Boris Johnson calls on easing of foreign student restrictions

According to Mr Johnson's figures, the number of Indians applying to study in the UK dropped nine per cent this year and is forecast to fall a further 25 per cent next year. Of the 110,000 foreign students in London alone, 9,000 are from India, where Mr Johnson is spending this week trying to build business links with the capital.

In interviews ahead of a speech to prospective students at Amity University, the equivalent of Oxford or Cambridge, Mr Johnson said he was worried the "mood music" from Whitehall was putting the very best off applying.

He said: "We are going to set up with Government an Education Exports Commission to look at the issue to make sure we get the right message across so that if the Government decides to make changes to the visa regime it doesn't do damage to a sector in which London is so strong and it is so valuable.

"The vast majority of Indian students do get a visa, 75% of them get one pretty much straight off. It's more of a perception at the moment.

During Boris Johnson's visit to Delhi he handed over the London 2012 Olympic cauldron petals to Indian Olympians (PA)

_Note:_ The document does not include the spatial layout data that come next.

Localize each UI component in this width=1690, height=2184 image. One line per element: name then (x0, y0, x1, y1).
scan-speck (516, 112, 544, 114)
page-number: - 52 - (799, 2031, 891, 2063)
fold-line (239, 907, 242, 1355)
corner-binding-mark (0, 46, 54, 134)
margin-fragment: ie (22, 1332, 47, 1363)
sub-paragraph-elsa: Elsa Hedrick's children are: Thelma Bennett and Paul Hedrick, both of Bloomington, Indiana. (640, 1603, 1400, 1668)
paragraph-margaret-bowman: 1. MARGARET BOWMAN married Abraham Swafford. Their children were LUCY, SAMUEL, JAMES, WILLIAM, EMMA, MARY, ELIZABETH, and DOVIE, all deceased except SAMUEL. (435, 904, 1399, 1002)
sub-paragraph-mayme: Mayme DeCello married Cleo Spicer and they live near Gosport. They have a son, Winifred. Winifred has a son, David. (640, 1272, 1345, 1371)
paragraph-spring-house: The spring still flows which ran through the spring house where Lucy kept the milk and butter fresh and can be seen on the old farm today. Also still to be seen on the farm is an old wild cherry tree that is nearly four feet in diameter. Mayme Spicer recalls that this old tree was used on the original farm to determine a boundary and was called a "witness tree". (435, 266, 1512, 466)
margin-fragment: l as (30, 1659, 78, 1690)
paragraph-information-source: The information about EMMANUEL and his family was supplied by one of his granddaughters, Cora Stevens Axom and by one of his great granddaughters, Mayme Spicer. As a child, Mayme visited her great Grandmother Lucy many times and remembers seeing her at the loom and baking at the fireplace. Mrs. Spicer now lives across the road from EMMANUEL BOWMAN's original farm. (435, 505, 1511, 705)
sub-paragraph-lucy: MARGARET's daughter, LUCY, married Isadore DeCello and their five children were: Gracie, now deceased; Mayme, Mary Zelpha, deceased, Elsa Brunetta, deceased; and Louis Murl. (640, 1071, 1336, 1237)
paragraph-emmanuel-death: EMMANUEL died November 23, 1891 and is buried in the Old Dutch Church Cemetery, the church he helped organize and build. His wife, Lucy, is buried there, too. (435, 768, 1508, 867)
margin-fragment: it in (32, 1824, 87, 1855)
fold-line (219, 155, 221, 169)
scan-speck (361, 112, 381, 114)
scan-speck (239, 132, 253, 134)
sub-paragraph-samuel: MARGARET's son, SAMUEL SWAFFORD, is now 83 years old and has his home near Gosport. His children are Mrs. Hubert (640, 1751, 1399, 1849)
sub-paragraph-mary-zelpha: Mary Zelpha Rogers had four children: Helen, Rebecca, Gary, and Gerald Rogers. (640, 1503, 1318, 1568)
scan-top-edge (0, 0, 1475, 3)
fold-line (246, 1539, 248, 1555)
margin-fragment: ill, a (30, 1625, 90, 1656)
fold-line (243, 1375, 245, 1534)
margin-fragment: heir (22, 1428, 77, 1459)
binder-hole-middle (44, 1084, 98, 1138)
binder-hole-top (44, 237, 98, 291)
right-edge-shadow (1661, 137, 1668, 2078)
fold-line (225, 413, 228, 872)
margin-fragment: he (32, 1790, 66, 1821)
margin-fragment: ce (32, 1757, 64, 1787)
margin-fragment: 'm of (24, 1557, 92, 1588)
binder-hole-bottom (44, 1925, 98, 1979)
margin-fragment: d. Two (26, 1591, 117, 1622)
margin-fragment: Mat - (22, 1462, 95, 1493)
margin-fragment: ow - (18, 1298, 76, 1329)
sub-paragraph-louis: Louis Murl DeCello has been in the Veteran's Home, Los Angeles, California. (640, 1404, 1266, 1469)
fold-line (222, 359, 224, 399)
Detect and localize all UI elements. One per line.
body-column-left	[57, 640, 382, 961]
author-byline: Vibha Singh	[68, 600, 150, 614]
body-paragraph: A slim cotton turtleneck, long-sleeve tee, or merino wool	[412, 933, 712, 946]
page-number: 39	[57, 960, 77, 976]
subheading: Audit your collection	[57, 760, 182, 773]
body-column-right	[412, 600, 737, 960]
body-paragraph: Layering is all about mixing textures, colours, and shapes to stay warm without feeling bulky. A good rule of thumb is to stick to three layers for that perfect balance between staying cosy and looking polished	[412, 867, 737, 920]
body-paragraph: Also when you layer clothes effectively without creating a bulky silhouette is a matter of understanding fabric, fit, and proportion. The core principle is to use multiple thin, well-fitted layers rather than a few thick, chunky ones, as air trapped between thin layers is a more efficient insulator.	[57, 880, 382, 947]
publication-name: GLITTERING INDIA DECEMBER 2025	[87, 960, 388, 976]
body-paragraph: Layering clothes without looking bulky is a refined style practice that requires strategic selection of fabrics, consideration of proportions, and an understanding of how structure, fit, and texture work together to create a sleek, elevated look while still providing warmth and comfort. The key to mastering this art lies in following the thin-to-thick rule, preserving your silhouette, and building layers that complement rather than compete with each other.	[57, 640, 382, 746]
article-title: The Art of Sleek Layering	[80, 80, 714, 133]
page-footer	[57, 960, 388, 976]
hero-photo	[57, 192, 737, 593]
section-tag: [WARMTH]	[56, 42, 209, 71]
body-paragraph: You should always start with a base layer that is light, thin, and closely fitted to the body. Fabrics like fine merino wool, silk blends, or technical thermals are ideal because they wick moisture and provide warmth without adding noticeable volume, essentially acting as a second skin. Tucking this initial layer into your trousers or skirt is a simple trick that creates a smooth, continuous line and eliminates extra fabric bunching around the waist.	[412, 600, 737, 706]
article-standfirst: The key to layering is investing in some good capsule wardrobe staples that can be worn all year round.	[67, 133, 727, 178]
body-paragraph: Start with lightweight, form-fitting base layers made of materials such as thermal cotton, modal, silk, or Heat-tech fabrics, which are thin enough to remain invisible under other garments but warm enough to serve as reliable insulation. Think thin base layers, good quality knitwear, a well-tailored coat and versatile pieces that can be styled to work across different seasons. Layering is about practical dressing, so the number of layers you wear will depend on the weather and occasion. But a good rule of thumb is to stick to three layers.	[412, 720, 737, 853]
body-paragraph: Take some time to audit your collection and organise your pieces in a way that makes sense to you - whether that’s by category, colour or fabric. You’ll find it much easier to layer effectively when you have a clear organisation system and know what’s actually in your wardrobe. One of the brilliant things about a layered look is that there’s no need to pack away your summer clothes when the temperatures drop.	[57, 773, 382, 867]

"The policy on visas is, in my view, sending out the wrong signal. There are so many stipulations that we are starting to lose business to Australia, America and Canada.

"As I have written several times to the Home Secretary, we need to see a strong statement of welcome to make sure that the visa system is not a deterrent to international students.

"The extra stipulations such as the need to have a salary of up to a certain amount before you are allowed to stay on mean we need to be very careful that we are not doing stuff that actively deters foreign students and at the moment the policy seems to put people off. Why are we doing this? We shouldn't be losing this market."

He added: "It's very important for our higher education economy that you have foreign students who contribute £2.5 billion a year in fees. Now that helps to subsidise the rest of the university sector – helps to pay for everybody else's education.

"It's a great idea to have a London that is open to that kind of business. I am saying to Government 'Don't do things that is going to cause unnecessary alarm and prejudice against the UK'."